Buttermilk Bundt Cake

Buttermilk Bundt Cake

I hope that you all had a chance to read the Tips for Bundt Cakes over on The Pioneer Woman Food & Friends. I could talk about Bundt cakes all day. And cookies. And ice cream. And chocolate. And bread. Oh, wait...I guess that's what I do here. 

Buttermilk Bundt Cake

This week, I had the privilege of making two bundt cakes for two half birthdays. The half birthdays are for a brother and sister with "halfs" one the day after the other. That's the funny thing about February...their birthdays aren't back-to-back, but their halfs are. Except in a Leap Year. (Have you stopped reading yet?)

ANYHOO...Mr. E asked me, "so, are you just going to cut this one bundt cake in half and give one half to him and one to her?" What am I, some sort of monster?!??!

Buttermilk Bundt Cake ♥ bakeat350.net

So, THIS one is for the sister. It's a Buttermilk Bundt Cake. When I describe the flavor to you, you're just going to have to go with me. It tastes...LIKE CAKE. Meaning, there's no almond, no lemon, no cherry. It tastes like what you imagine "cake flavor" to be. It's scrummy as Mary Berry would say. I think the buttermilk just brings a depth of flavor to the butter and sugar.

buttermilk glaze

buttermilk glaze

I topped it with a buttermilk glaze, but since the cake itself is a delicious blank canvas, you could top with just about any flavor glaze or frosting. This buttermilk glaze, though, has butter in it! It's a keeper.

As with many Bundt cakes, this one is actually better after it's had a day to rest after baking. Store it at room temperature under your cake plate dome. It can be refrigerated as well. Here's the pan I used. Oh, and here are the sprinkles.

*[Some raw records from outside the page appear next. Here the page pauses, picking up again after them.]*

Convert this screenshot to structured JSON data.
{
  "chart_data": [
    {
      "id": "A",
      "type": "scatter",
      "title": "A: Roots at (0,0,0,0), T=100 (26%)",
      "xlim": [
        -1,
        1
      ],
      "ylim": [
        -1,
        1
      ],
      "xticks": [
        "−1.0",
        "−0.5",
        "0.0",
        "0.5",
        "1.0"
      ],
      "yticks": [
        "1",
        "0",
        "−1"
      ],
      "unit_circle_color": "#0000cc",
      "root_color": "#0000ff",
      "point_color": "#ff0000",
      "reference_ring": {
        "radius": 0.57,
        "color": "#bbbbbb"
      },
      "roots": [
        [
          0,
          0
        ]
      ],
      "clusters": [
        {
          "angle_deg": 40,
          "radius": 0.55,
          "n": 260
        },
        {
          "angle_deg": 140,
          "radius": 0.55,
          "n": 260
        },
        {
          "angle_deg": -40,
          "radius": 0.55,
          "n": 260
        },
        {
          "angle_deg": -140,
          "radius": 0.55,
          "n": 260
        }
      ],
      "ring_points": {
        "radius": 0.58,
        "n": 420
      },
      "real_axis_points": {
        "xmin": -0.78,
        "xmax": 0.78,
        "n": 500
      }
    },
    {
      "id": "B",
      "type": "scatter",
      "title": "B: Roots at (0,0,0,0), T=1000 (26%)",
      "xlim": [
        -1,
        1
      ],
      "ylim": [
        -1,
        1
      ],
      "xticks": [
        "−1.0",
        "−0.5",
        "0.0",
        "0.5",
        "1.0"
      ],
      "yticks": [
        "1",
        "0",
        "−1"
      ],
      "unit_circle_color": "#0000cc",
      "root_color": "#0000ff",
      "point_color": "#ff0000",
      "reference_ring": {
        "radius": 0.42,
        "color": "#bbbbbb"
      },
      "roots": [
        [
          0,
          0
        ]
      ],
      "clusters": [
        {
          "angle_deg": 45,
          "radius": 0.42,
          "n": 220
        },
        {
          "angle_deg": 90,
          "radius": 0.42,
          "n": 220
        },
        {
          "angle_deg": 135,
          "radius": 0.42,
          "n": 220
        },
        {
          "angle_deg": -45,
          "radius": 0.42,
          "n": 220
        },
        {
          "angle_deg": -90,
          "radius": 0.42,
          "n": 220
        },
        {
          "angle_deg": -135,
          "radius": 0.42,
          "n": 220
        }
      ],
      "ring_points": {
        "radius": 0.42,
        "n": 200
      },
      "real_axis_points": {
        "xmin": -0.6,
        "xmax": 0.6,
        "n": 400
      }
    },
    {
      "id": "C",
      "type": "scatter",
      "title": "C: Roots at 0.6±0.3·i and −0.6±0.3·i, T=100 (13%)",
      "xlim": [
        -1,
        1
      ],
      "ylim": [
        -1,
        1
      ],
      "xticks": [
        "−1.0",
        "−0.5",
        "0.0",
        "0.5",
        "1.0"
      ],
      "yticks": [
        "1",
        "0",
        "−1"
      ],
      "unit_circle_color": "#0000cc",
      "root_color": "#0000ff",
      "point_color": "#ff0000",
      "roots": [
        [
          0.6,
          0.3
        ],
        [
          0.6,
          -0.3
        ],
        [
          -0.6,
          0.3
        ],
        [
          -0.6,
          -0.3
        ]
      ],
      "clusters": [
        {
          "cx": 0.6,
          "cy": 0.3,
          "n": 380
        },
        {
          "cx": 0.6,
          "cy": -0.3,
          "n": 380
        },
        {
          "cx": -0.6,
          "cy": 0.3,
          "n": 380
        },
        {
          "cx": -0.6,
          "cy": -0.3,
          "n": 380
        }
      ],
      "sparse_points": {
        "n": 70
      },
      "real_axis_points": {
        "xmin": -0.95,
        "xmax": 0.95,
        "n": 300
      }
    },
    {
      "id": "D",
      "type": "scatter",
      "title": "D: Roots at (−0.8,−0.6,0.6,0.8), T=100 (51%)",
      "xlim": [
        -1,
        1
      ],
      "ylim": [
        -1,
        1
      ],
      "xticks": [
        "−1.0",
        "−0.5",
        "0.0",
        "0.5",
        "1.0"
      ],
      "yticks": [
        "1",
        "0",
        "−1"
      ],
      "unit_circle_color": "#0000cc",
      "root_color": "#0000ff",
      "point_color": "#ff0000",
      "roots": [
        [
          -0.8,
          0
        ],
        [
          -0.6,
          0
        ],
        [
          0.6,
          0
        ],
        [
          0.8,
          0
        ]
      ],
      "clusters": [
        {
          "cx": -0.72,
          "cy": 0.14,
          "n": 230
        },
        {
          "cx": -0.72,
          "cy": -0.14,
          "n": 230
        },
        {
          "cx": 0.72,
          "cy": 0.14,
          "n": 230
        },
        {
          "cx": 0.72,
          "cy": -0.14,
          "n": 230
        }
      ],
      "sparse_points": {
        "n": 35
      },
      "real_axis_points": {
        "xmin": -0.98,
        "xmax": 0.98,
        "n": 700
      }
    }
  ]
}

Simple to make, utterly perfect - this bundt is going to be one of my go-to cakes.

Buttermilk Bundt Cake

2 1/2 cups unbleached, all-purpose flour
1 tablespoon cornstarch
1 teaspoon baking powder
1/2 teaspoon kosher salt
1 cup salted butter, room temperature
2 cups sugar
2 teaspoons vanilla
5 eggs, room temperature
1 cup buttermilk, room temperature

2 cups powdered sugar
2 tablespoon salted butter, melted
2-3 tablespoons buttermilk
1 teaspoon vanilla

[NOTE: shake the buttermilk well before measuring.]

Preheat oven to 325. Grease and flour a Bundt pan. Use shortening to grease, and a pastry brush to get every bit of the pan.

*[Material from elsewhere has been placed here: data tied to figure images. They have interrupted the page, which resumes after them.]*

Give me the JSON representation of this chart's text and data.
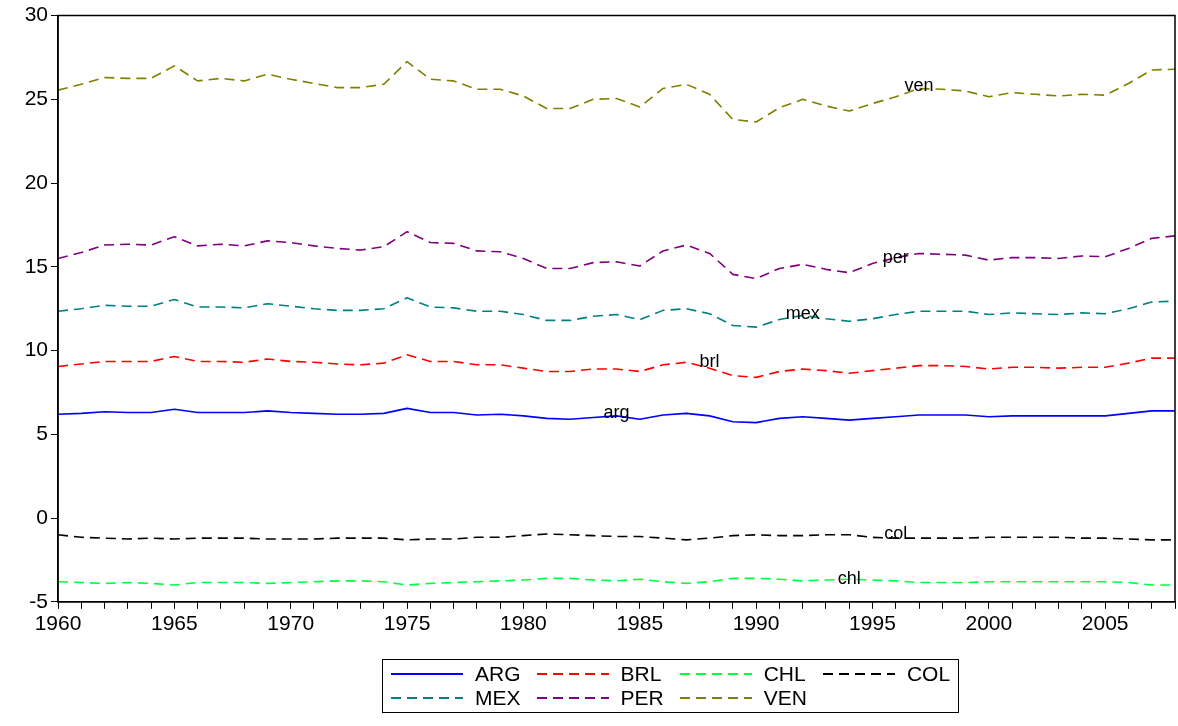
{
  "chart_data": {
    "type": "line",
    "x": [
      1960,
      1961,
      1962,
      1963,
      1964,
      1965,
      1966,
      1967,
      1968,
      1969,
      1970,
      1971,
      1972,
      1973,
      1974,
      1975,
      1976,
      1977,
      1978,
      1979,
      1980,
      1981,
      1982,
      1983,
      1984,
      1985,
      1986,
      1987,
      1988,
      1989,
      1990,
      1991,
      1992,
      1993,
      1994,
      1995,
      1996,
      1997,
      1998,
      1999,
      2000,
      2001,
      2002,
      2003,
      2004,
      2005,
      2006,
      2007,
      2008
    ],
    "series": [
      {
        "name": "ARG",
        "color": "#0000ff",
        "line_style": "solid",
        "values": [
          6.2,
          6.25,
          6.35,
          6.3,
          6.3,
          6.5,
          6.3,
          6.3,
          6.3,
          6.4,
          6.3,
          6.25,
          6.2,
          6.2,
          6.25,
          6.55,
          6.3,
          6.3,
          6.15,
          6.2,
          6.1,
          5.95,
          5.9,
          6.0,
          6.1,
          5.9,
          6.15,
          6.25,
          6.1,
          5.75,
          5.7,
          5.95,
          6.05,
          5.95,
          5.85,
          5.95,
          6.05,
          6.15,
          6.15,
          6.15,
          6.05,
          6.1,
          6.1,
          6.1,
          6.1,
          6.1,
          6.25,
          6.4,
          6.4
        ]
      },
      {
        "name": "BRL",
        "color": "#ff0000",
        "line_style": "dashed",
        "values": [
          9.05,
          9.2,
          9.35,
          9.35,
          9.35,
          9.65,
          9.35,
          9.35,
          9.3,
          9.5,
          9.35,
          9.3,
          9.2,
          9.15,
          9.25,
          9.75,
          9.35,
          9.35,
          9.15,
          9.15,
          8.95,
          8.75,
          8.75,
          8.9,
          8.9,
          8.75,
          9.15,
          9.3,
          8.95,
          8.5,
          8.4,
          8.75,
          8.9,
          8.8,
          8.65,
          8.8,
          8.95,
          9.1,
          9.1,
          9.05,
          8.9,
          9.0,
          9.0,
          8.95,
          9.0,
          9.0,
          9.25,
          9.55,
          9.55
        ]
      },
      {
        "name": "CHL",
        "color": "#00ff40",
        "line_style": "dashed",
        "values": [
          -3.8,
          -3.85,
          -3.9,
          -3.85,
          -3.9,
          -4.0,
          -3.85,
          -3.85,
          -3.85,
          -3.9,
          -3.85,
          -3.8,
          -3.75,
          -3.75,
          -3.8,
          -4.0,
          -3.9,
          -3.85,
          -3.8,
          -3.75,
          -3.7,
          -3.6,
          -3.6,
          -3.7,
          -3.75,
          -3.65,
          -3.8,
          -3.9,
          -3.8,
          -3.6,
          -3.6,
          -3.65,
          -3.75,
          -3.7,
          -3.65,
          -3.7,
          -3.75,
          -3.85,
          -3.85,
          -3.85,
          -3.8,
          -3.8,
          -3.8,
          -3.8,
          -3.8,
          -3.8,
          -3.85,
          -4.0,
          -4.0
        ]
      },
      {
        "name": "COL",
        "color": "#000000",
        "line_style": "dashed",
        "values": [
          -1.0,
          -1.15,
          -1.2,
          -1.25,
          -1.2,
          -1.25,
          -1.2,
          -1.2,
          -1.2,
          -1.25,
          -1.25,
          -1.25,
          -1.2,
          -1.2,
          -1.2,
          -1.3,
          -1.25,
          -1.25,
          -1.15,
          -1.15,
          -1.05,
          -0.95,
          -1.0,
          -1.05,
          -1.1,
          -1.1,
          -1.2,
          -1.3,
          -1.2,
          -1.05,
          -1.0,
          -1.05,
          -1.05,
          -1.0,
          -1.0,
          -1.15,
          -1.2,
          -1.2,
          -1.2,
          -1.2,
          -1.15,
          -1.15,
          -1.15,
          -1.15,
          -1.2,
          -1.2,
          -1.25,
          -1.3,
          -1.3
        ]
      },
      {
        "name": "MEX",
        "color": "#008080",
        "line_style": "dashed",
        "values": [
          12.35,
          12.5,
          12.7,
          12.65,
          12.65,
          13.05,
          12.6,
          12.6,
          12.55,
          12.8,
          12.65,
          12.5,
          12.4,
          12.4,
          12.5,
          13.15,
          12.6,
          12.55,
          12.35,
          12.35,
          12.15,
          11.8,
          11.8,
          12.05,
          12.15,
          11.85,
          12.4,
          12.5,
          12.2,
          11.5,
          11.4,
          11.85,
          12.1,
          11.9,
          11.75,
          11.9,
          12.15,
          12.35,
          12.35,
          12.35,
          12.15,
          12.25,
          12.2,
          12.15,
          12.25,
          12.2,
          12.5,
          12.9,
          12.95
        ]
      },
      {
        "name": "PER",
        "color": "#800080",
        "line_style": "dashed",
        "values": [
          15.5,
          15.85,
          16.3,
          16.35,
          16.3,
          16.8,
          16.25,
          16.35,
          16.25,
          16.55,
          16.45,
          16.25,
          16.1,
          16.0,
          16.2,
          17.1,
          16.45,
          16.4,
          15.95,
          15.9,
          15.5,
          14.9,
          14.9,
          15.25,
          15.3,
          15.05,
          15.95,
          16.3,
          15.8,
          14.55,
          14.3,
          14.9,
          15.15,
          14.85,
          14.65,
          15.2,
          15.55,
          15.8,
          15.75,
          15.7,
          15.4,
          15.55,
          15.55,
          15.5,
          15.65,
          15.6,
          16.1,
          16.7,
          16.85
        ]
      },
      {
        "name": "VEN",
        "color": "#808000",
        "line_style": "dashed",
        "values": [
          25.55,
          25.9,
          26.3,
          26.25,
          26.25,
          27.0,
          26.1,
          26.25,
          26.1,
          26.5,
          26.2,
          25.95,
          25.7,
          25.7,
          25.9,
          27.25,
          26.2,
          26.1,
          25.6,
          25.6,
          25.2,
          24.45,
          24.45,
          25.0,
          25.05,
          24.55,
          25.65,
          25.9,
          25.3,
          23.8,
          23.65,
          24.5,
          25.0,
          24.6,
          24.3,
          24.75,
          25.15,
          25.65,
          25.6,
          25.5,
          25.15,
          25.4,
          25.3,
          25.2,
          25.3,
          25.25,
          25.95,
          26.75,
          26.8
        ]
      }
    ],
    "xlim": [
      1960,
      2008
    ],
    "xticks": [
      1960,
      {
        "value": 1961,
        "label": null
      },
      {
        "value": 1962,
        "label": null
      },
      {
        "value": 1963,
        "label": null
      },
      {
        "value": 1964,
        "label": null
      },
      1965,
      {
        "value": 1966,
        "label": null
      },
      {
        "value": 1967,
        "label": null
      },
      {
        "value": 1968,
        "label": null
      },
      {
        "value": 1969,
        "label": null
      },
      1970,
      {
        "value": 1971,
        "label": null
      },
      {
        "value": 1972,
        "label": null
      },
      {
        "value": 1973,
        "label": null
      },
      {
        "value": 1974,
        "label": null
      },
      1975,
      {
        "value": 1976,
        "label": null
      },
      {
        "value": 1977,
        "label": null
      },
      {
        "value": 1978,
        "label": null
      },
      {
        "value": 1979,
        "label": null
      },
      1980,
      {
        "value": 1981,
        "label": null
      },
      {
        "value": 1982,
        "label": null
      },
      {
        "value": 1983,
        "label": null
      },
      {
        "value": 1984,
        "label": null
      },
      1985,
      {
        "value": 1986,
        "label": null
      },
      {
        "value": 1987,
        "label": null
      },
      {
        "value": 1988,
        "label": null
      },
      {
        "value": 1989,
        "label": null
      },
      1990,
      {
        "value": 1991,
        "label": null
      },
      {
        "value": 1992,
        "label": null
      },
      {
        "value": 1993,
        "label": null
      },
      {
        "value": 1994,
        "label": null
      },
      1995,
      {
        "value": 1996,
        "label": null
      },
      {
        "value": 1997,
        "label": null
      },
      {
        "value": 1998,
        "label": null
      },
      {
        "value": 1999,
        "label": null
      },
      2000,
      {
        "value": 2001,
        "label": null
      },
      {
        "value": 2002,
        "label": null
      },
      {
        "value": 2003,
        "label": null
      },
      {
        "value": 2004,
        "label": null
      },
      2005,
      {
        "value": 2006,
        "label": null
      },
      {
        "value": 2007,
        "label": null
      },
      {
        "value": 2008,
        "label": null
      }
    ],
    "ylim": [
      -5,
      30
    ],
    "yticks": [
      -5,
      0,
      5,
      10,
      15,
      20,
      25,
      30
    ],
    "grid": false,
    "legend": "bottom",
    "marker": "none",
    "annotations": [
      {
        "text": "arg",
        "x": 1984,
        "y": 6.3
      },
      {
        "text": "brl",
        "x": 1988,
        "y": 9.3
      },
      {
        "text": "mex",
        "x": 1992,
        "y": 12.2
      },
      {
        "text": "per",
        "x": 1996,
        "y": 15.55
      },
      {
        "text": "ven",
        "x": 1997,
        "y": 25.8
      },
      {
        "text": "col",
        "x": 1996,
        "y": -0.95
      },
      {
        "text": "chl",
        "x": 1994,
        "y": -3.65
      }
    ]
  }
}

Whisk the flour, cornstarch, baking powder, and salt together.

Cream the butter and sugar until light and fluffy. Beat in the vanilla. Mix in the eggs, one at a time, scraping the sides and bottom of the bowl as needed.

Add the flour in three additions, alternating with the buttermilk. Mix just until combined.

Pour into the prepared pan. Bake for about 1 hour, until a toothpick inserted in the center comes out clean or with moist crumbs. Let cool for 5 minutes in the pan.

After 5 minutes, invert a wire cooling rack on the top of the cake. Use oven mitts to flip the pan onto the rack. Wait one minute, then remove the pan. The cake should come out cleanly. If not, run a knife along the edge and try again.

Buttermilk Bundt Cake ♥ bakeat350.net

Let cool completely.

For the glaze, whisk the powdered sugar with melted butter, 2 tablespoons buttermilk, and vanilla until smooth. If too thick, add 1 more tablespoon buttermilk. Spoon over the cooled cake. Top with sprinkles, if desired.

Have you ever made a buttermilk cake?